Ten aanzien van de eerste voorwaarde hebben Gedeputeerde Staten van Zeeland op 1 maart jl.
een voorstel aan Provinciale Staten Zeeland gestuurd waarin zij voorstellen de opcenten tijdelijk te verhogen. Dit voorstel wordt naar verwachting op 6 april aanstaande bekrachtigd. Daarmee is aan
2017
Ten behoeve van de tweede voorwaarde wordt u via deze voordracht gevraagd om in te stemmen met de aanbevelingen van de tijdelijke commissie Jansen en voor een periode van drie jaar een financiële bijdrage te leveren aan de provincie Zeeland.
De tijdelijke maatregelen zullen van toepassing zijn op de begrotingsjaren 2018, 2019 en 2020. Het IPO-bestuur heeft besloten de wijze waarop de effectuering van deze maatregelen door de
afzonderlijke provincies wordt bewerkstelligd aan de financiële autonomie van de afzonderlijke provincies over te laten. Voorwaarde is dat alle provincies hiertoe finaal besluiten. Aan deze voorwaarde wordt door middel van deze voordracht en de voorgestelde besluiten voldaan.
2. Doelstellingen en evaluatiecriteria
De uitgangspunten die de commissie bij haar onderzoek heeft gehanteerd hebben betrekking op het verdeelmodel en zijn:
- de duur van de oplossing is tijdelijk, dat wil zeggen drie jaar tot aan de herijking van het provinciefonds (uitvoering motie Veldman/Fokke).
- de grondslagen van het per 1 januari 2017 met unanieme steun van de provincies ingevoerde verdeelmodel blijven ongewijzigd.
- de tijdelijke oplossing dient gevonden te worden buiten het verdeelmodel en buiten de accressystematiek.
Op hoofdlijnen luidt het advies van de commissie luidt als volgt:
- Het Rijk heeft zijn bijdrage aan de oplossing van de financiële problematiek van Zeeland geleverd middels een bijdrage van € 27,7 mln. aan de sanering van het voormalige Thermphos terrein.
- De financiële positie van de provincie Zeeland is op zichzelf geen reden om vooruitlopend op de herijking van het provinciefonds over drie jaar nu reeds tot een herverdeling van het provinciefonds te komen.
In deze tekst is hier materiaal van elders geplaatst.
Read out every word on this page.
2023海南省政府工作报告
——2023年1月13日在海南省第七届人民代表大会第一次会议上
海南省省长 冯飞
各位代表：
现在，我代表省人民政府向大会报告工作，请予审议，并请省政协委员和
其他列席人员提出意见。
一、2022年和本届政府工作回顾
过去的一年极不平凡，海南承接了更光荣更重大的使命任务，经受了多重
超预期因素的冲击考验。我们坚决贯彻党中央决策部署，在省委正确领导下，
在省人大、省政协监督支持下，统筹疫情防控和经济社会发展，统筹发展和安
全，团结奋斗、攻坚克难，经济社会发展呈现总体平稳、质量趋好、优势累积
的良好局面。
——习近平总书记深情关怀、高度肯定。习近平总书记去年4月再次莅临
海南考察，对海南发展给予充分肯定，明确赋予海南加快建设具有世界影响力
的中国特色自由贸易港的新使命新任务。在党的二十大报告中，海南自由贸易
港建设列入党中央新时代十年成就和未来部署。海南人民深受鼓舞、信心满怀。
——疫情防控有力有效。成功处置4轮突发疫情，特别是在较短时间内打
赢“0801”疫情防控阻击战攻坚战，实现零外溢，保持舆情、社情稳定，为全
- Het verdeelstelsel van het provinciefonds bevat een weeffout in de OEM. Uitsluitend bij Zeeland is de waarde van de aandelen gebaseerd op de dividendinkomsten in één peiljaar, het (uitzonderlijk hoge) dividend in 2008. De commissie ziet met name in de unieke positie van Zeeland bij de bepaling van de OEM in het provinciefonds een reden om tijdelijk, dat wil zeggen voor drie jaar extra middelen voor Zeeland beschikbaar te stellen. De commissie stelt voor de OEM voor Zeeland te baseren op het meerjarig gemiddelde van de
dividendinkomsten voor de jaren 2013- 2017. Bijgevolg daalt de OEM van Zeeland van € 10 mln. naar € 3,3 mln.
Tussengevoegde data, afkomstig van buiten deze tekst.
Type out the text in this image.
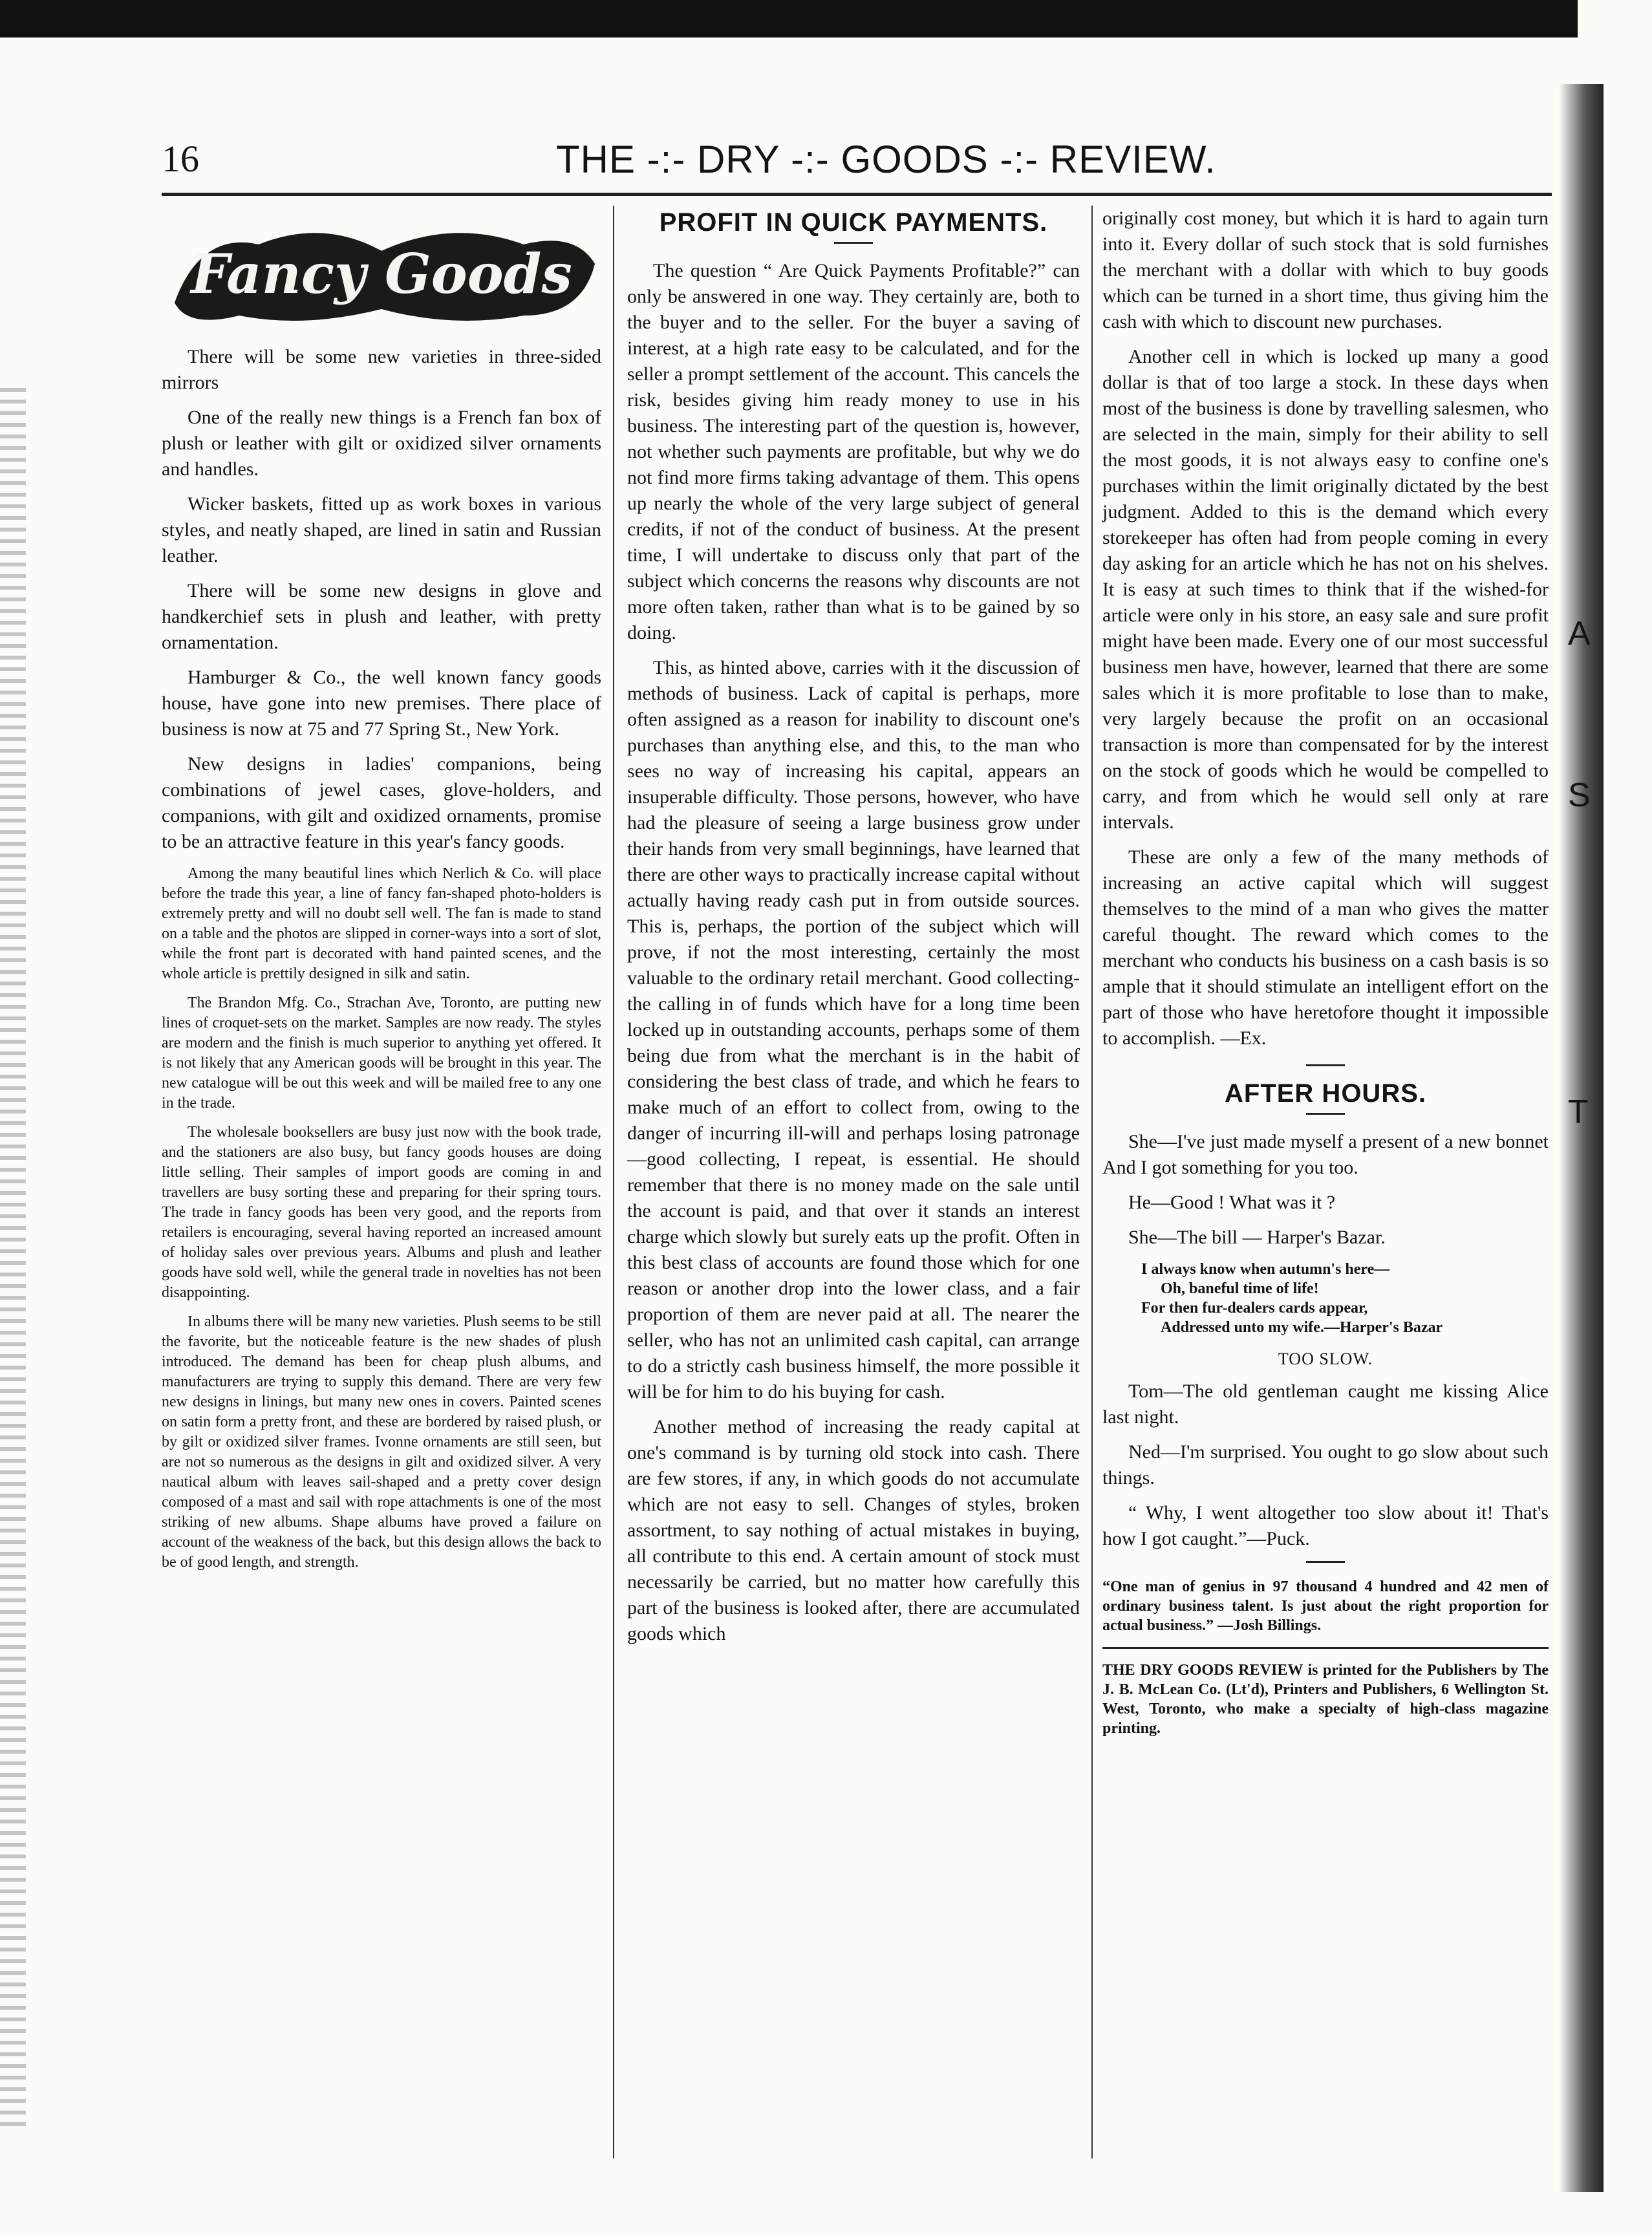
16	THE -:- DRY -:- GOODS -:- REVIEW.
Fancy Goods

There will be some new varieties in three-sided mirrors

One of the really new things is a French fan box of plush or leather with gilt or oxidized silver ornaments and handles.

Wicker baskets, fitted up as work boxes in various styles, and neatly shaped, are lined in satin and Russian leather.

There will be some new designs in glove and handkerchief sets in plush and leather, with pretty ornamentation.

Hamburger & Co., the well known fancy goods house, have gone into new premises. There place of business is now at 75 and 77 Spring St., New York.

New designs in ladies' companions, being combinations of jewel cases, glove-holders, and companions, with gilt and oxidized ornaments, promise to be an attractive feature in this year's fancy goods.

Among the many beautiful lines which Nerlich & Co. will place before the trade this year, a line of fancy fan-shaped photo-holders is extremely pretty and will no doubt sell well. The fan is made to stand on a table and the photos are slipped in corner-ways into a sort of slot, while the front part is decorated with hand painted scenes, and the whole article is prettily designed in silk and satin.

The Brandon Mfg. Co., Strachan Ave, Toronto, are putting new lines of croquet-sets on the market. Samples are now ready. The styles are modern and the finish is much superior to anything yet offered. It is not likely that any American goods will be brought in this year. The new catalogue will be out this week and will be mailed free to any one in the trade.

The wholesale booksellers are busy just now with the book trade, and the stationers are also busy, but fancy goods houses are doing little selling. Their samples of import goods are coming in and travellers are busy sorting these and preparing for their spring tours. The trade in fancy goods has been very good, and the reports from retailers is encouraging, several having reported an increased amount of holiday sales over previous years. Albums and plush and leather goods have sold well, while the general trade in novelties has not been disappointing.

In albums there will be many new varieties. Plush seems to be still the favorite, but the noticeable feature is the new shades of plush introduced. The demand has been for cheap plush albums, and manufacturers are trying to supply this demand. There are very few new designs in linings, but many new ones in covers. Painted scenes on satin form a pretty front, and these are bordered by raised plush, or by gilt or oxidized silver frames. Ivonne ornaments are still seen, but are not so numerous as the designs in gilt and oxidized silver. A very nautical album with leaves sail-shaped and a pretty cover design composed of a mast and sail with rope attachments is one of the most striking of new albums. Shape albums have proved a failure on account of the weakness of the back, but this design allows the back to be of good length, and strength.

PROFIT IN QUICK PAYMENTS.

The question “ Are Quick Payments Profitable?” can only be answered in one way. They certainly are, both to the buyer and to the seller. For the buyer a saving of interest, at a high rate easy to be calculated, and for the seller a prompt settlement of the account. This cancels the risk, besides giving him ready money to use in his business. The interesting part of the question is, however, not whether such payments are profitable, but why we do not find more firms taking advantage of them. This opens up nearly the whole of the very large subject of general credits, if not of the conduct of business. At the present time, I will undertake to discuss only that part of the subject which concerns the reasons why discounts are not more often taken, rather than what is to be gained by so doing.

This, as hinted above, carries with it the discussion of methods of business. Lack of capital is perhaps, more often assigned as a reason for inability to discount one's purchases than anything else, and this, to the man who sees no way of increasing his capital, appears an insuperable difficulty. Those persons, however, who have had the pleasure of seeing a large business grow under their hands from very small beginnings, have learned that there are other ways to practically increase capital without actually having ready cash put in from outside sources. This is, perhaps, the portion of the subject which will prove, if not the most interesting, certainly the most valuable to the ordinary retail merchant. Good collecting- the calling in of funds which have for a long time been locked up in outstanding accounts, perhaps some of them being due from what the merchant is in the habit of considering the best class of trade, and which he fears to make much of an effort to collect from, owing to the danger of incurring ill-will and perhaps losing patronage—good collecting, I repeat, is essential. He should remember that there is no money made on the sale until the account is paid, and that over it stands an interest charge which slowly but surely eats up the profit. Often in this best class of accounts are found those which for one reason or another drop into the lower class, and a fair proportion of them are never paid at all. The nearer the seller, who has not an unlimited cash capital, can arrange to do a strictly cash business himself, the more possible it will be for him to do his buying for cash.

Another method of increasing the ready capital at one's command is by turning old stock into cash. There are few stores, if any, in which goods do not accumulate which are not easy to sell. Changes of styles, broken assortment, to say nothing of actual mistakes in buying, all contribute to this end. A certain amount of stock must necessarily be carried, but no matter how carefully this part of the business is looked after, there are accumulated goods which

originally cost money, but which it is hard to again turn into it. Every dollar of such stock that is sold furnishes the merchant with a dollar with which to buy goods which can be turned in a short time, thus giving him the cash with which to discount new purchases.

Another cell in which is locked up many a good dollar is that of too large a stock. In these days when most of the business is done by travelling salesmen, who are selected in the main, simply for their ability to sell the most goods, it is not always easy to confine one's purchases within the limit originally dictated by the best judgment. Added to this is the demand which every storekeeper has often had from people coming in every day asking for an article which he has not on his shelves. It is easy at such times to think that if the wished-for article were only in his store, an easy sale and sure profit might have been made. Every one of our most successful business men have, however, learned that there are some sales which it is more profitable to lose than to make, very largely because the profit on an occasional transaction is more than compensated for by the interest on the stock of goods which he would be compelled to carry, and from which he would sell only at rare intervals.

These are only a few of the many methods of increasing an active capital which will suggest themselves to the mind of a man who gives the matter careful thought. The reward which comes to the merchant who conducts his business on a cash basis is so ample that it should stimulate an intelligent effort on the part of those who have heretofore thought it impossible to accomplish. —Ex.

AFTER HOURS.

She—I've just made myself a present of a new bonnet And I got something for you too.

He—Good ! What was it ?

She—The bill — Harper's Bazar.

I always know when autumn's here—
Oh, baneful time of life!
For then fur-dealers cards appear,
Addressed unto my wife.—Harper's Bazar
TOO SLOW.

Tom—The old gentleman caught me kissing Alice last night.

Ned—I'm surprised. You ought to go slow about such things.

“ Why, I went altogether too slow about it! That's how I got caught.”—Puck.

“One man of genius in 97 thousand 4 hundred and 42 men of ordinary business talent. Is just about the right proportion for actual business.” —Josh Billings.
THE DRY GOODS REVIEW is printed for the Publishers by The J. B. McLean Co. (Lt'd), Printers and Publishers, 6 Wellington St. West, Toronto, who make a specialty of high-class magazine printing.
A
S
T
- De provincie Zeeland heeft ruimte voor een zichtbare en herkenbare eigen bijdrage met name door middel van een verhoging van de opcenten MRB. Als de provincie Zeeland € 3,3 mln. voor eigen rekening neemt en dit vertaalt in een verhoging van de opcenten MRB komt dit neer op een verhoging van 8,5%. Het MRB tarief van Zeeland is dan vergelijkbaar met Groningen en Gelderland, maar nog steeds lager dan Drenthe en Zuid- Holland.
2017
- De tijdelijke bijdrage van andere provincies ter aanvulling van de uitkering provinciefonds voor Zeeland bedraagt € 6,7 mln. per jaar voor een periode van drie jaar. De verdeling van de tijdelijke bijdrage over de andere provincies vindt plaats naar rato van eigen vermogens van de provincies:
Provincie Bijdrage per jaar (in miljoenen euro’s)
Groningen € 0,3
Fryslân € 0,5
Drenthe € 0,1
Overijssel € 0,9
Gelderland € 1,8
Utrecht € 0,2
Noord-Holland € 0,6
Zuid-Holland € 0,1
Noord-Brabant € 1,5
Limburg € 0,8
Flevoland € 0,0
3. Financiering, communicatie en (burger)participatie
Het IPO-bestuur is op 25 januari 2018 akkoord gegaan met een tijdelijke bijdrage van jaarlijks € 6,7 miljoen vanuit alle provincies voor de begrotingsjaren 2018, 2019, 2020.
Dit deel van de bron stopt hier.